Ресторан этот был не так роскошен, как тот, дальше по Бродвею, который
он облюбовал себе, но мало в чем уступал ему. За столиками сидели
состоятельного вида посетители, оркестр играл хорошо и не мешал приятной
беседе, а кухня и обслуживание были вне всякой критики. Его спутница,
несмотря, на простенькое платье и дешевую шляпку, держалась с достоинством,
что придавало особую прелесть природной красоте ее лица и фигуры. И видно
было по ее очаровательному личику, что она смотрит на Чендлера, который был
оживлен, но сдержан, смотрит в его веселые и честные синие глаза почти с
восхищением.
И вот тут в Тауэрса Чендлера вселилось безумие Манхэттена, бешенство
суеты и тщеславия, бацилла хвастовства, чума дешевенького позерства. Он - на
Бродвее, всюду блеск и шик, и зрителей полным-полно. Он почувствовал себя на
сцене и решил в комедии-однодневке сыграть роль богатого светского повесы и
гурмана. Его костюм соответствовал роли, и никакие ангелы-хранители не могли
помешать ему исполнить ее.
И он пошел врать мисс Мэриан о клубах и банкетах, гольфе и верховой
езде, псарнях и котильонах и поездках за границу и даже намекнул на яхту,
которая стоит будто бы у него в Ларчмонте. Заметив, что его болтовня
производит на девушку впечатление, он поддал жару, наплел ей что-то о
миллионах и упомянул запросто несколько фамилий, которые обыватель
произносит с почтительным вздохом. Этот час принадлежал ему, и он выжимал из
него все, что, по его мнению, было самым лучшим. И все же раз или два чистое
золото ее сердца засияло перед ним сквозь туман самомнения, застлавшего ему
глаза.
- Образ жизни, о котором вы говорите, - сказала она, - кажется мне
таким пустым и бесцельным. Неужели в целом свете вы не можете найти для себя
работы, которая заинтересовала бы вас?
- Работа?! - воскликнул он. - Дорогая моя мисс Мэриан! Попытайтесь
представить себе, что вам каждый день надо переодеваться к обеду, делать в
день по десяти визитов, а на каждом углу полицейские только и ждут, чтобы
прыгнуть к вам в машину и потащить вас в участок, если вы чуточку превысите
скорость ослиного шага!
Мы, бездельники, и есть самые работящие люди на земле.

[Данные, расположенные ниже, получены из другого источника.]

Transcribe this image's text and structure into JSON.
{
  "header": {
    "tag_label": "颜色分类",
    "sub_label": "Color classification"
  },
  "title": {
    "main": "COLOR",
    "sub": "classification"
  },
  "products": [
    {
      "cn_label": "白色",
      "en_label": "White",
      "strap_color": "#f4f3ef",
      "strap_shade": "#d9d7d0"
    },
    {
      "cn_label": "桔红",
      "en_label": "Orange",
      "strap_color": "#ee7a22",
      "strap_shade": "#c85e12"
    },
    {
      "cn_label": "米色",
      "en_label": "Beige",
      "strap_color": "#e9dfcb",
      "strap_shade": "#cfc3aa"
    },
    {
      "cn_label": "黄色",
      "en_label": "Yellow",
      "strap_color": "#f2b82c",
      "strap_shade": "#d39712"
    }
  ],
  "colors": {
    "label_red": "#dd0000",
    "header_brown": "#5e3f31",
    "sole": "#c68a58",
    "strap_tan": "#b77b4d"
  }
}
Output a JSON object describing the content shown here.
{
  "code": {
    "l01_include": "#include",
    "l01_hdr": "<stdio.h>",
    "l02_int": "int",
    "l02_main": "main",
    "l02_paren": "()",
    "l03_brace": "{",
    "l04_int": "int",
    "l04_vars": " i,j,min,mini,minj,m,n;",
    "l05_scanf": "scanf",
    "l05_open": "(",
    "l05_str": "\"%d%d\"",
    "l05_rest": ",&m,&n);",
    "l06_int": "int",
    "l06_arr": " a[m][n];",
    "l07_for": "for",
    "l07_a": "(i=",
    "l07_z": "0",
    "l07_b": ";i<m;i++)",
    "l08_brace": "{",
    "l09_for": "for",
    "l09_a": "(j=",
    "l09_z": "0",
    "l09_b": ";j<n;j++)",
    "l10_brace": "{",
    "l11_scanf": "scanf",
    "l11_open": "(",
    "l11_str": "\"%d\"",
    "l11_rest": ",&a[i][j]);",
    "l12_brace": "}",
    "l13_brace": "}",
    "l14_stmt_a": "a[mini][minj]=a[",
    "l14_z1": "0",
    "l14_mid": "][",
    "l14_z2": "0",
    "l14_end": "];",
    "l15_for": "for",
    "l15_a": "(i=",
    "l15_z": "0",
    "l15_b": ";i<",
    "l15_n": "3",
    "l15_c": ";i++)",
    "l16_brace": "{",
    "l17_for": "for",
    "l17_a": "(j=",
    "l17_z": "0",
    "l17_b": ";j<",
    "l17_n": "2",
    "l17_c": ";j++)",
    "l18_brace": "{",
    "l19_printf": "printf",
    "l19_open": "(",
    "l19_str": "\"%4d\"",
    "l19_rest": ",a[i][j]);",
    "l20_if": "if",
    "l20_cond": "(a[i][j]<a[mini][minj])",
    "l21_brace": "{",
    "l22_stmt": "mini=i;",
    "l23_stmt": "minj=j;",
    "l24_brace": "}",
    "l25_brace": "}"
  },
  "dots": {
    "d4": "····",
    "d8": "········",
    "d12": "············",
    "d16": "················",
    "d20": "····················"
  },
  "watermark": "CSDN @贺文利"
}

Обед был окончен, официант щедро вознагражден, они вышли из ресторана и
дошли до того угла, где состоялось их знакомство. Мисс Мэриан шла теперь
совсем хорошо, ее хромота почти не была заметна.
- Благодарю вас за приятно проведенный вечер, - искренне проговорила
она. - Ну, мне надо бежать домой. Обед мне очень понравился, мистер Чендлер.

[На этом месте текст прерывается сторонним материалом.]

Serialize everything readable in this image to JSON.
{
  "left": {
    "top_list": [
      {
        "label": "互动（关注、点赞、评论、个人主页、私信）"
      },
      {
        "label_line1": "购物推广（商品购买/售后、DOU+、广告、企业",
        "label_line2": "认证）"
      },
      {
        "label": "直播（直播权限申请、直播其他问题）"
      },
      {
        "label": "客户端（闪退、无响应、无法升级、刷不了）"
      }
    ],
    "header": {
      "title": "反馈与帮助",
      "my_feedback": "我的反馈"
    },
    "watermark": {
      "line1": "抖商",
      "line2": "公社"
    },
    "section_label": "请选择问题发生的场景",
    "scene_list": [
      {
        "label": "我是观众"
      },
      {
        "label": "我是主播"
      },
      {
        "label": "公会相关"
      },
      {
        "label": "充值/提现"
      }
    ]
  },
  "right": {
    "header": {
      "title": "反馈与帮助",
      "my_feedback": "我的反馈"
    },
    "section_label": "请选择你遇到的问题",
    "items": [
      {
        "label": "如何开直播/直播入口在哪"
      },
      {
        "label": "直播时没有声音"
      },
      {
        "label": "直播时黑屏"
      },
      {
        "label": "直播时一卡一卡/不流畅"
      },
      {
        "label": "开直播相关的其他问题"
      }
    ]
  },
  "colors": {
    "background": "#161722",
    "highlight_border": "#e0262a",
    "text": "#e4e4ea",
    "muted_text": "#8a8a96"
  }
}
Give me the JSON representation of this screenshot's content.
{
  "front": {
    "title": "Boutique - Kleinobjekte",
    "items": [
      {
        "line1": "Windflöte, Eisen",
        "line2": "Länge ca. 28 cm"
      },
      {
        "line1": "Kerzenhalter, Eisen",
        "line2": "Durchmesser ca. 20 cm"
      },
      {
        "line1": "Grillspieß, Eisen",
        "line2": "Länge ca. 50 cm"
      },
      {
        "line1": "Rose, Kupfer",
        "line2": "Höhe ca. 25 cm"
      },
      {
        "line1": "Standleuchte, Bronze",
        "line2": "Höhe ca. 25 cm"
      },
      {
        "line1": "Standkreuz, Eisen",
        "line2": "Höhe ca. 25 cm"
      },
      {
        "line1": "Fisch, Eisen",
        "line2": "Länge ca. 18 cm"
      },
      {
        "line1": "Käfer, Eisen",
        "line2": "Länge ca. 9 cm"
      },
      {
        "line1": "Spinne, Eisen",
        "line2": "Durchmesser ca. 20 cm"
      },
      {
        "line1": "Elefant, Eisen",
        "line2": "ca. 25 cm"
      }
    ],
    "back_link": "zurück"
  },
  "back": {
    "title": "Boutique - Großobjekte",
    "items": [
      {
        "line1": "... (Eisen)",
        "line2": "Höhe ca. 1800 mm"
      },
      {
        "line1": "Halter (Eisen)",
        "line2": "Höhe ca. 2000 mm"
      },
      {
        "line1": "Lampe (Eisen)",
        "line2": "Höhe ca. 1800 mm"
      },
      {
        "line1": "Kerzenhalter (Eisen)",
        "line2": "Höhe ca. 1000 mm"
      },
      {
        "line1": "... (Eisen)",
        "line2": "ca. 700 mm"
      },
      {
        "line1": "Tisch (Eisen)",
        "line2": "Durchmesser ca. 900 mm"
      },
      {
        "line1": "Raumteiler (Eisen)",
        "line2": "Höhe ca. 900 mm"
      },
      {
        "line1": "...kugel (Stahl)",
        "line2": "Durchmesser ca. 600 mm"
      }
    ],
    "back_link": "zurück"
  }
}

Сердечно улыбаясь, он пожал ей руку и сказал что-то насчет своего клуба
и партии в бридж. С минуту он смотрел, как она быстро шла в восточном
направлении, затем нанял извозчика и не спеша покатил домой.
У себя, в сырой комнатушке, он сложил свой выходной костюм, предоставив
ему отлеживаться шестьдесят девять дней. Потом сел и задумался.
- Вот это девушка! - проговорил он вслух. - А что она порядочная,
головой ручаюсь, хоть ей и приходится работать из-за куска хлеба. Как знать,
не нагороди я всей этой идиотской чепухи, а скажи ей правду, мы могли бы...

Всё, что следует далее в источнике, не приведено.